Even though this week was emotionally very hard for me, there were some great things that came out of it. First, in order to not infect my teammates with my "cold that just kept giving", I moved in with my parents. This meant that I got to spend an extra week with them, which was super awesome! Even though they didn't get to watch me race after traveling across the country, at least we got some time together. The second thing was, in order to keep my mind off of the frustration of being sick, I spent my spare time doing French lessons on Rosetta Stone. I have a short break in school at the moment, so I took the opportunity to start learning the language that my boyfriend speaks. I have always been frustrated with my inability to speak any other language well, so now I have a good reason to actually change that. Third, I got to spend some time with my home team. APU has such an awesome team filled with lots of excitement! I always love coming back to spending time with them. With lots of new faces on the team it was fun to see the new dynamics and the new energy in the group!
|Doing some cheering with an Alaskan group of ladies|
I also got to watch some really impressive racing. When you are in the race, you never get to see what it looks like, and how your closest competitors are skiing. But standing on the sideline, I got a great view. It was fun to cheer them on, but at the same time emotionally hard. Luckily I was getting constant blasts of positive emails from my teammates over racing in Europe as well as good support from the APU crew. With so much positive energy, its hard to be down very long. So thanks everyone, I really appreciated it!
|I got to watch one of my close friends, and teammate win her first US Nationals medal. The coolest part is Kate Fitzgerald would have never dreamt of winning a silver medal in a sprint race a year ago. So stoked for you Fitz!! Big Congrats!|
I also got to break up my week with an annual Fast and Female event in Bethal, Maine. This time was a bit different than usual in that Jessie Diggins and I actually ran the event. Having always been an ambassador in the past, it was fun to take a bit more responsibility and take on a larger task. There was a good turnout, with around 80 girls- so there was lots of smiles, stories and inspiration.
|The group of Fast and Female ladies|
I am now training in Craftsbury, Vermont before taking off for Milan, Italy tomorrow. This place is like the skiing mecca of the east. Great skiing, good food, great living conditions and awesome people. Lars Flora and I just got back from coaching a junior group.

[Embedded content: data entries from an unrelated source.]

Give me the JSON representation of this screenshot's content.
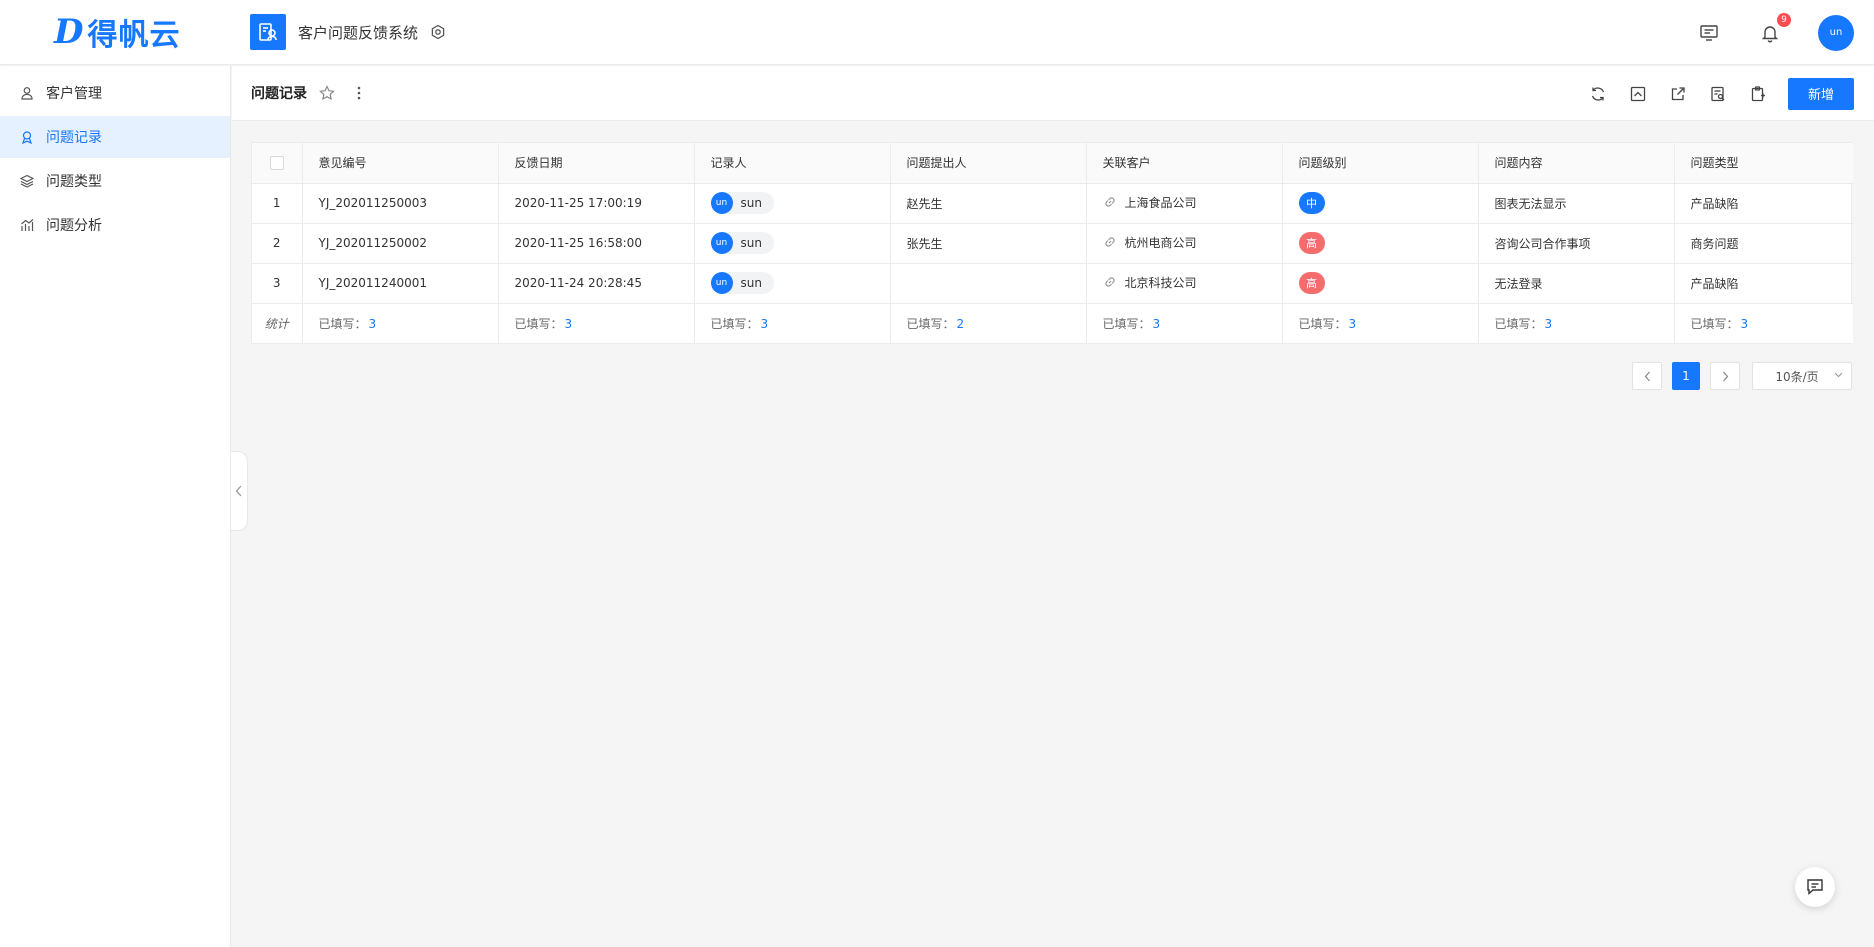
{
  "header": {
    "logo_text": "得帆云",
    "app_title": "客户问题反馈系统",
    "notification_count": "9",
    "user_initials": "un"
  },
  "sidebar": {
    "items": [
      {
        "label": "客户管理",
        "icon": "user-icon",
        "active": false
      },
      {
        "label": "问题记录",
        "icon": "feedback-icon",
        "active": true
      },
      {
        "label": "问题类型",
        "icon": "layers-icon",
        "active": false
      },
      {
        "label": "问题分析",
        "icon": "chart-icon",
        "active": false
      }
    ]
  },
  "toolbar": {
    "title": "问题记录",
    "add_label": "新增"
  },
  "table": {
    "columns": [
      "意见编号",
      "反馈日期",
      "记录人",
      "问题提出人",
      "关联客户",
      "问题级别",
      "问题内容",
      "问题类型"
    ],
    "rows": [
      {
        "index": "1",
        "id": "YJ_202011250003",
        "date": "2020-11-25 17:00:19",
        "recorder_initials": "un",
        "recorder": "sun",
        "proposer": "赵先生",
        "customer": "上海食品公司",
        "level": "中",
        "level_color": "#1677ff",
        "content": "图表无法显示",
        "type": "产品缺陷"
      },
      {
        "index": "2",
        "id": "YJ_202011250002",
        "date": "2020-11-25 16:58:00",
        "recorder_initials": "un",
        "recorder": "sun",
        "proposer": "张先生",
        "customer": "杭州电商公司",
        "level": "高",
        "level_color": "#f56c6c",
        "content": "咨询公司合作事项",
        "type": "商务问题"
      },
      {
        "index": "3",
        "id": "YJ_202011240001",
        "date": "2020-11-24 20:28:45",
        "recorder_initials": "un",
        "recorder": "sun",
        "proposer": "",
        "customer": "北京科技公司",
        "level": "高",
        "level_color": "#f56c6c",
        "content": "无法登录",
        "type": "产品缺陷"
      }
    ],
    "stats": {
      "label": "统计",
      "prefix": "已填写：",
      "values": [
        "3",
        "3",
        "3",
        "2",
        "3",
        "3",
        "3",
        "3"
      ]
    }
  },
  "pagination": {
    "current_page": "1",
    "page_size": "10条/页"
  },
  "colors": {
    "primary": "#1677ff",
    "danger": "#f56c6c"
  }
}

Craftsbury has a great system where you work off your living costs by volunteering for various things. What better way to make your trip affordable than to coach little kids!! They all came from Liz Stephans town, so I got to teach them all of Liz's best tricks so that they can beat her when she comes back. Thanks Craftsbury for the hospitality!!
Next up: We will race a city sprint on Saturday, and then a team sprint on Sunday, both skate in Milan, Italy. Hopefully the short turnover for time adjustment and travel will not get to the best of us. The sinus's are feeling better daily, so think it will be time to pull the bib on this weekend finally!
More updates to come from the "city of fashion" this weekend.